Por lo tanto no fomento la tecnofobia, pero sí el amor al libro tal como lo conocemos, porque ,es resaltante, que mi vástago, luego de una media hora de ver dibujos animados en castellano, inglés o alemán, recurre – muchas veces- a sus libros (ya tiene 22, el tercio de ellos destrozados) y los observa con el mismo detenimiento que al monitor del ordenador. Las figuras de los libros, con sus colores y formas, y los textos que aún no entiende, lo embelesan tanto como una buena imagen (no se olviden que la textualidad electrónica es un solo objeto inmerso en el mismo soporte: la pantalla iluminada, que es distinto a un libro y puede transmitir frialdad en algún momento, inclusive atosigamiento). Los libros en casa son para el peque como muñecos rodantes porque se los lleva a la cama, a la cocina, a la bañera (también hay libros a prueba de agua) y por todas partes de la casa. No sé como reaccionaría con un e-book, pero este ejemplo, tan banal y cotidiano, hace del libro una fuente de inspiración y deleite para todos. No me imagino llevarme un e-book a la mejor esquina de mi casa o a la playa, donde hay tanta arena, o tirarlo como tiro a veces los libros cuando tengo premura o cubrime la cara como lo hago en el verano bajo el sol con un libro antes de quedarme dormido. El simple hecho de tocar un libro, olerlo, marcarlo y remarcarlo, prestarlo, copiarlo, besarlo, hace que sea único.

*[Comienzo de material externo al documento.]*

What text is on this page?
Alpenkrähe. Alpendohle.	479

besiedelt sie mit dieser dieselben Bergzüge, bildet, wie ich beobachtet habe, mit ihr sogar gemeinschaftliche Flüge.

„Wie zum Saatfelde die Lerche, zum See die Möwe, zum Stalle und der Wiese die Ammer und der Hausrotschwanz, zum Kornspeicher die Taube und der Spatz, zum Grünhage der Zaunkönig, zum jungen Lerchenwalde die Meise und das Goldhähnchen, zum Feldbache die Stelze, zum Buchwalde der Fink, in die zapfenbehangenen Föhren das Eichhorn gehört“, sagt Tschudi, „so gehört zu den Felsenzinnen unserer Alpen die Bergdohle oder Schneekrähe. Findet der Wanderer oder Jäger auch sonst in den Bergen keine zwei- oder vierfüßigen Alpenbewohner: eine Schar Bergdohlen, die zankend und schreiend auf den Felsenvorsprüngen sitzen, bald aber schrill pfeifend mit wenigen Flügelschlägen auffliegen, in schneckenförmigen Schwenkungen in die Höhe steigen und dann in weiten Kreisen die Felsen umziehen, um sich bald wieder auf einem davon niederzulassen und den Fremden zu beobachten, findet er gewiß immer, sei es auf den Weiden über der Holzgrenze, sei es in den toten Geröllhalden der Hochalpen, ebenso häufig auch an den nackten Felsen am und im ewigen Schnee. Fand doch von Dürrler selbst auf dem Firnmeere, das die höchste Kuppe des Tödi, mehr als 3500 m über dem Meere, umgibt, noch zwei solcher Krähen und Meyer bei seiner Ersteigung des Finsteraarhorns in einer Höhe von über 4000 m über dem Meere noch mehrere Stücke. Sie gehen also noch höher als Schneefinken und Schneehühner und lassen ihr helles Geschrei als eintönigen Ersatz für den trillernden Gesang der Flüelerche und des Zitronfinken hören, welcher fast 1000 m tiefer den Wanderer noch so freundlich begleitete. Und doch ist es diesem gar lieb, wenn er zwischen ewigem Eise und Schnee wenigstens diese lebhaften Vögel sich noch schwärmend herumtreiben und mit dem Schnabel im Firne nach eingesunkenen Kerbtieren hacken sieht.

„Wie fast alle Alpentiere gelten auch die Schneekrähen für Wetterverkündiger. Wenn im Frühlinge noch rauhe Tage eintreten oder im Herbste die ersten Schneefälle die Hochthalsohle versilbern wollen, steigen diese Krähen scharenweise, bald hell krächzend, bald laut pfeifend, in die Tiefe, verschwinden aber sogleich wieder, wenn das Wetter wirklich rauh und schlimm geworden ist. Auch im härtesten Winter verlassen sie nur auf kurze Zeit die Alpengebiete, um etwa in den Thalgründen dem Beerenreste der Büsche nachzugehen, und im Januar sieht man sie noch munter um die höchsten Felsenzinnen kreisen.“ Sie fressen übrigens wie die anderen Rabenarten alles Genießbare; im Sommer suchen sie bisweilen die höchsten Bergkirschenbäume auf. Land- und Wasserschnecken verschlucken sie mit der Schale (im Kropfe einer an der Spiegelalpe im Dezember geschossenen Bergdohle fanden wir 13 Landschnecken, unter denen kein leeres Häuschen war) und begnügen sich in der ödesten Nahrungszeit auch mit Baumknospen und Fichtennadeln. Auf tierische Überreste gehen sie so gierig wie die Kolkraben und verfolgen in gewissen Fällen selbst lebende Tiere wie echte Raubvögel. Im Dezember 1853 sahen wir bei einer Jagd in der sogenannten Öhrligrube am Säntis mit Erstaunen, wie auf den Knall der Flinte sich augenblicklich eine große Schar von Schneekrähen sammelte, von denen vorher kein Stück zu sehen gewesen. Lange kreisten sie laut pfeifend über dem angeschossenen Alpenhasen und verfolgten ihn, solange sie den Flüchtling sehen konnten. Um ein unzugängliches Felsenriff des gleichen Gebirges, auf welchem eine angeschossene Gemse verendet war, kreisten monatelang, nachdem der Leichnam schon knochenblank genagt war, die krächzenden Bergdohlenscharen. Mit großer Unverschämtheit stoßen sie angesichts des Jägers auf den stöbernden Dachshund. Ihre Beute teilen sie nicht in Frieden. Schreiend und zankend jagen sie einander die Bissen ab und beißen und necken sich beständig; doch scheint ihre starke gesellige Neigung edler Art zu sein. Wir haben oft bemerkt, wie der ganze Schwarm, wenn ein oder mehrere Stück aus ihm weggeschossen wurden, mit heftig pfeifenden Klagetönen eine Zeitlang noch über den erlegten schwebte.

Por lo tanto, soy muy optimista con la vitalidad del libro, a pesar que me dejé arrastar en un momento por la marea tecnológica de los e-bokks. Decía que soy optimista porque la última generación gozó con la magia de Harry Potter a través de un elemento llamado libro. No conozco a ningún niño en Alemania que haya osado leer Harry Potter por Internet (existen traducciones y apócrifos y no apócrifos para todos los gustos). Inclusive el fenómeno que encandila a los pequeños continúa de la mano de otros autores como Christopher Paolini (Eragon) o Cornelia Funke (Tintenherz). No creo definitivamente que esos adolescentes se despeguen tan facilmente de la mejor manera de leer: un libro. Estoy seguro que la generación de mi hijo no dejará de lado al libro por lo menos en un siglo (aquí en Alemania y en otras partes del mundo, mucha gente llega a los 90 años con las aptitudes deslumbrantes).
Las tecnologías están bien, pero, ¿a quien de verdad le conviene más que los e-books sean el libro del futuro? Pues a los vendedores de e-books. ¿A quién más le conviene propagar la idea de que el libro morirá? A los fabricantes de e-bokks. Para eso tendremos que morirnos muchos de nosotros y pasar, por lo menos, un par de generaciones. El libro está con vida. Otra cosa es que se discuta alrededor del libro y su problemática. Eso es harina de otro costal.